Although the Arab nation is new to the space competition, it has had recent achievements, including a Mars probe in 2020. Rashid will be the first Moon mission for the Arab region if everything goes as planned.

Hakuto was chosen as one of five finalists in the global Google Lunar XPrize competition, which failed to produce a victor. The competition's goal was to send a rover to the Moon by the year 2018 deadline. However, a few of the projects are still in progress.

The Israeli group SpaceIL, one of the candidates, crashed into the ground while attempting to land and was unable to succeed in becoming the first privately-funded mission to accomplish the feat in April 2019, as per AFP.

With only 200 workers on its yoke, ispace claims that by offering frequent, inexpensive transportation to the Moon, it will expand the realm of human life in space and foster a sustainable planet.

The Artemis program run by NASA is expected to benefit from such missions. An unmanned test flight to the Moon called Artemis-1 is currently in progress.

NASA hopes to establish a prolonged human presence on the moon by constructing a space station in lunar orbit and a facility on its surface.

It has given contracts to several businesses to create landers that will bring scientific research to the surface.

Two of these are the American firms Astrobotic and Intuitive Machines set to launch in 2023 and, if they pursue a more direct road, may beat ispace to their target.

NASA and SpaceX Agreement

NASA has recently granted SpaceX's request for a contract modification to expedite the construction of its Starship human landing system to achieve its objectives for long-term moon exploration under Artemis.

SpaceX will launch a second crewed landing demonstration mission in 2027 under NASA's Artemis IV mission.

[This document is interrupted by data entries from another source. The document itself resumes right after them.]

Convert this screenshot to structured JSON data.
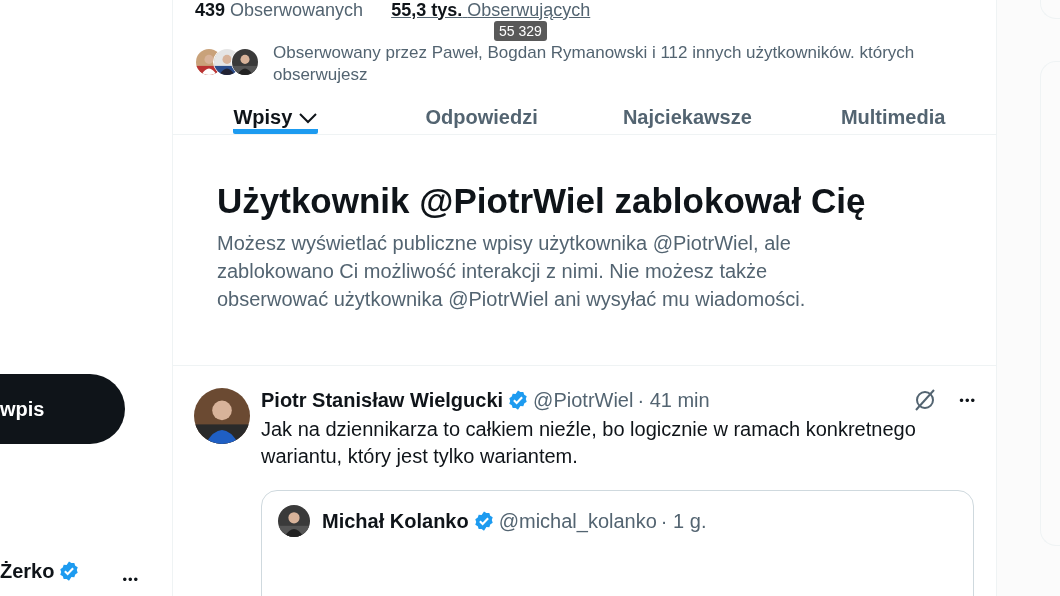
{
  "sidebar": {
    "post_button": "wpis",
    "account": {
      "name": "Żerko",
      "verified": true,
      "more": "•••"
    }
  },
  "profile": {
    "stats": [
      {
        "count": "439",
        "label": "Obserwowanych",
        "underlined": false
      },
      {
        "count": "55,3 tys.",
        "label": "Obserwujących",
        "underlined": true
      }
    ],
    "tooltip": "55 329",
    "followed_by": {
      "text": "Obserwowany przez Paweł, Bogdan Rymanowski i 112 innych użytkowników. których obserwujesz"
    }
  },
  "tabs": [
    {
      "label": "Wpisy",
      "selected": true,
      "dropdown": true
    },
    {
      "label": "Odpowiedzi",
      "selected": false,
      "dropdown": false
    },
    {
      "label": "Najciekawsze",
      "selected": false,
      "dropdown": false
    },
    {
      "label": "Multimedia",
      "selected": false,
      "dropdown": false
    }
  ],
  "blocked": {
    "title": "Użytkownik @PiotrWiel zablokował Cię",
    "text": "Możesz wyświetlać publiczne wpisy użytkownika @PiotrWiel, ale zablokowano Ci możliwość interakcji z nimi. Nie możesz także obserwować użytkownika @PiotrWiel ani wysyłać mu wiadomości."
  },
  "post": {
    "name": "Piotr Stanisław Wielgucki",
    "verified": true,
    "handle": "@PiotrWiel",
    "time": "· 41 min",
    "more": "•••",
    "text": "Jak na dziennikarza to całkiem nieźle, bo logicznie w ramach konkretnego wariantu, który jest tylko wariantem.",
    "quote": {
      "name": "Michał Kolanko",
      "verified": true,
      "handle": "@michal_kolanko",
      "time": "· 1 g."
    }
  }
}
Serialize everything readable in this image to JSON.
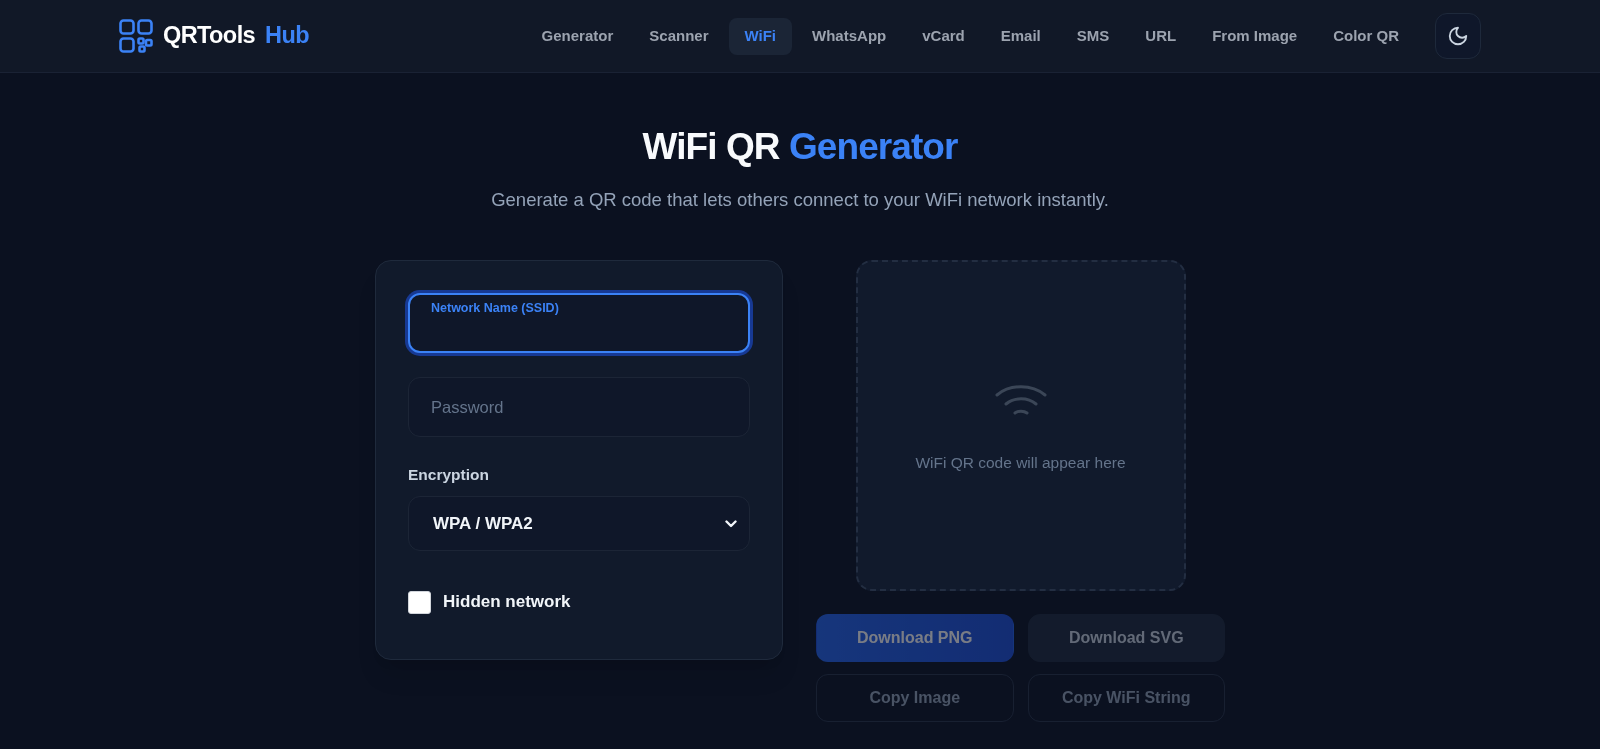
{
  "header": {
    "logo": {
      "text": "QRTools",
      "highlight": "Hub"
    },
    "nav": [
      {
        "label": "Generator",
        "selected": false
      },
      {
        "label": "Scanner",
        "selected": false
      },
      {
        "label": "WiFi",
        "selected": true
      },
      {
        "label": "WhatsApp",
        "selected": false
      },
      {
        "label": "vCard",
        "selected": false
      },
      {
        "label": "Email",
        "selected": false
      },
      {
        "label": "SMS",
        "selected": false
      },
      {
        "label": "URL",
        "selected": false
      },
      {
        "label": "From Image",
        "selected": false
      },
      {
        "label": "Color QR",
        "selected": false
      }
    ]
  },
  "hero": {
    "title": "WiFi QR",
    "title_highlight": "Generator",
    "subtitle": "Generate a QR code that lets others connect to your WiFi network instantly."
  },
  "form": {
    "fields": [
      {
        "label": "Network Name (SSID)",
        "focused": true
      },
      {
        "placeholder": "Password",
        "focused": false
      }
    ],
    "encryption": {
      "label": "Encryption",
      "value": "WPA / WPA2"
    },
    "hidden_network": {
      "label": "Hidden network",
      "checked": false
    }
  },
  "preview": {
    "message": "WiFi QR code will appear here"
  },
  "actions": [
    {
      "label": "Download PNG",
      "kind": "primary",
      "disabled": true
    },
    {
      "label": "Download SVG",
      "kind": "secondary",
      "disabled": true
    },
    {
      "label": "Copy Image",
      "kind": "outline",
      "disabled": true
    },
    {
      "label": "Copy WiFi String",
      "kind": "outline",
      "disabled": true
    }
  ]
}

"Returning astronauts to the Moon to learn, live, and work is a bold endeavor. With multiple planned landers, from SpaceX and future partners, NASA will be better positioned to accomplish the missions of tomorrow: conducting more science on the surface of the Moon than ever before and preparing for crewed missions to Mars," NASA Administrator Bill Nelson remarked in a press release statement.